Durant has averaged 36.0 PPG in those two victories, while Harden has contributed 33.0 PPG, 13.0 APG, and 9.0 RPG. Their 138 combined points are the highest total since 1961 for any two teammates in their first two games with a franchise, according to Malika Andrews of ESPN.
Harden and Durant, of course, played together with the Thunder earlier in their respective NBA careers, and Nets coaches and management have said they’d lean on the two stars’ previous chemistry in the early going this season. As Andrews details, Harden believes the increased maturity level of the two former MVPs has helped them quickly reestablish that chemistry.
“We were young in Oklahoma City,” Harden said. “We are grown men now. We know what we want. We really know the game of basketball now. We are not those young guys that want to run around and just shoot and dunk all day. And then for me, I sit back and I know what player Kevin Durant is. He’s one of the best players to ever touch a basketball.”

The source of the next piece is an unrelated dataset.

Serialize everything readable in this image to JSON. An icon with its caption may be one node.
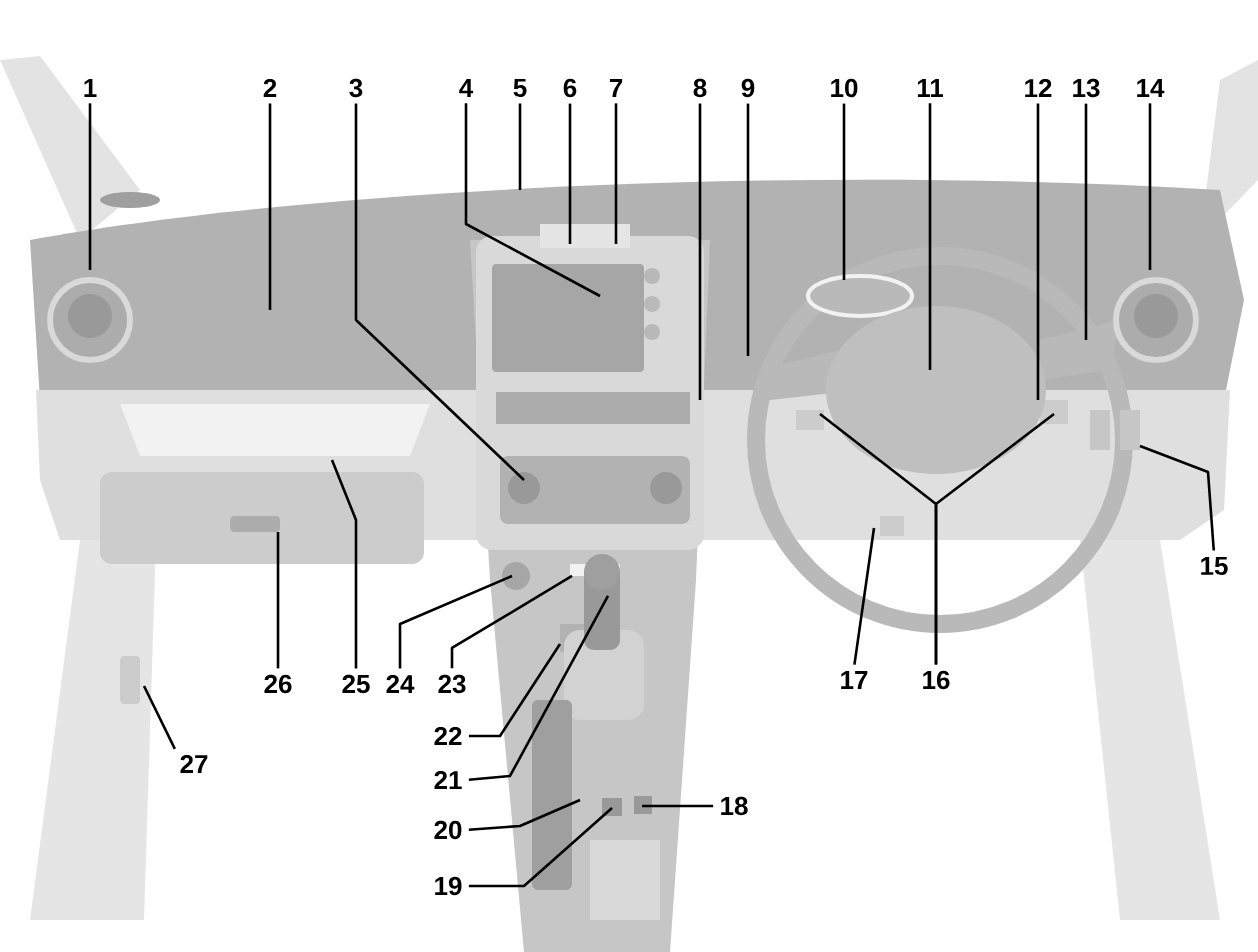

While Durant said the Nets still have “room to improve,” he told reporters after Monday’s game that incorporating Harden into the lineup has been “pretty seamless,” per Andrews.
Here’s more on the Nets:
- Head coach Steve Nash said that Kyrie Irving will “hopefully” be available to return to the Nets’ lineup on Wednesday against Cleveland, tweets Andrews. Irving is back with the team and has been cleared from COVID-19 protocols, but is still ramping up his conditioning. “What you want to see is him to get some time in his legs so he’s more able to adapt back to playing,” Nash said.
- Asked on Monday if they would have pulled the trigger on the trade that brought Harden to Brooklyn if they were running the Nets, both Jarrett Allen and Taurean Prince admitted they would have, writes Brian Lewis of The New York Post. “Look at what happened with the Lakers, they did the same thing,” Allen said, referring to the Lakers’ 2019 acquisition of Anthony Davis. “The next year they went and got their ring. So take myself out of it, I’d love to stay in Brooklyn, but I understand in the opportunity like that you have to go do it.”
- Both Allen and Prince also said on Monday that while they understand the business side of the NBA, that understanding didn’t necessarily make it easier to be traded. “It was definitely rough on me,” Allen said, according to Lewis. “Even though you say it’s the business of basketball, it never makes it easier. But it’s the business and I had to move on.”
- In case you missed it on Monday, we relayed a report indicating that the Nets shopped Landry Shamet in an effort to avoid including Allen in the Harden blockbuster. We also passed along a series of NBA franchise valuations that estimate the Nets’ worth to be $3.4 billion, fourth-highest in the league.